Sıvas'tan Öte Politika ve Askere Sataşmanın Geçmişi
Kendi askerine böylesine düşman medya acaba dünyanın neresinde var? Genelkurmay Başkanı’nın 17 Aralık 2009 günü Trabzon’da yaptığı konuşmada uyarmaya çalışması bazılarının avuçlarını kaşındırıyor ve yazmaktan vazgeçemiyor, yazıyor ve de Taraf’ın dediğini çok beğenmiş ve Paşa, sen bize kafes’i anlat demiyor mu? Anlaşılan bazılarına kırk yıl yetmiyor!.
Sayın Başbakan, muhalefete sesleniyor: Sıvas’tan öte neden gidemiyorsunuz? Siyasal hayatımızı merak edip incelediğimizde görülen o ki:
1950 yılına kadar Doğu ve Güneydoğu illerimizde, CHP’nin tartışılmaz egemenliği, günümüze gelinceye kadar azalarak, son genel seçimlerde (2007) nerdeyse, tamamen tükeniyor.
Başbakan’ın biraz alaycı, biraz küçültücü üslupla muhalefete yönelttiği bu soruyla ne CHP ve ne de MHP ilgileniyor; adeta duymazdan geliyorlar…
Oysa sormak gerekmez mi?
1950’ye kadar yapılan seçimlerde bölge oylarının tek hâkimi CHP neden yok oluyor!.
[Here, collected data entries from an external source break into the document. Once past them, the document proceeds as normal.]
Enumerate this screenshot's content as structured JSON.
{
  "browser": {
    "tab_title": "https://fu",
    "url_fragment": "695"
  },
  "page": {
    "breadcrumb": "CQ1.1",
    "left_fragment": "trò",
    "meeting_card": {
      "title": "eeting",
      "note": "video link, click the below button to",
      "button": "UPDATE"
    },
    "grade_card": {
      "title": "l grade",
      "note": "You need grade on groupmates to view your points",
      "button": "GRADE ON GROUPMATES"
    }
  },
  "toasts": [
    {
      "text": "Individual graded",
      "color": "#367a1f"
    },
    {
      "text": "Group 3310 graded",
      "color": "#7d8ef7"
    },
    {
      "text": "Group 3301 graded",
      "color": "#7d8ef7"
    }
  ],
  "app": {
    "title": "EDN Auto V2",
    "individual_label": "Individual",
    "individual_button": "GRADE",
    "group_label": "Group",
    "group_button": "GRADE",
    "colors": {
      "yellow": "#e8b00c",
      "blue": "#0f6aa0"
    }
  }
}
Bölgede seçimleri, önce liberal sağcı, sonra da liberal-dinci politikalar kazanıyor.
Ve 2007 seçimleri gösteriyor ki, muhalefet bölgede gerçekten yok.
Neden?
Yöre halkının, etnik kökeninden siyasal çıkar sağlama hareketleri iki noktada odaklanıyor.
Ayrılıkçı Kürt politikaları
Osmanlı’dan beri dış çıkar çevrelerinin kışkırtması sonucu yaşanan Kürt isyanları ve bugün terör örgütü PKK’nin sahiplendiği ayrılıkçı Kürt oyları.
2007 seçimlerine bağımsız aday olarak girdikten sonra partileşen DTP yöneticileri, İmralı’dan yönetildiklerini açıklamadılar mı?
Bu hareketin yaratacağı hukuksal sorunu hukukçulara bırakarak, birlikte yaşamamızın iki taraf için de daha akıllıca olduğuna inananların oluşturduğu oylar...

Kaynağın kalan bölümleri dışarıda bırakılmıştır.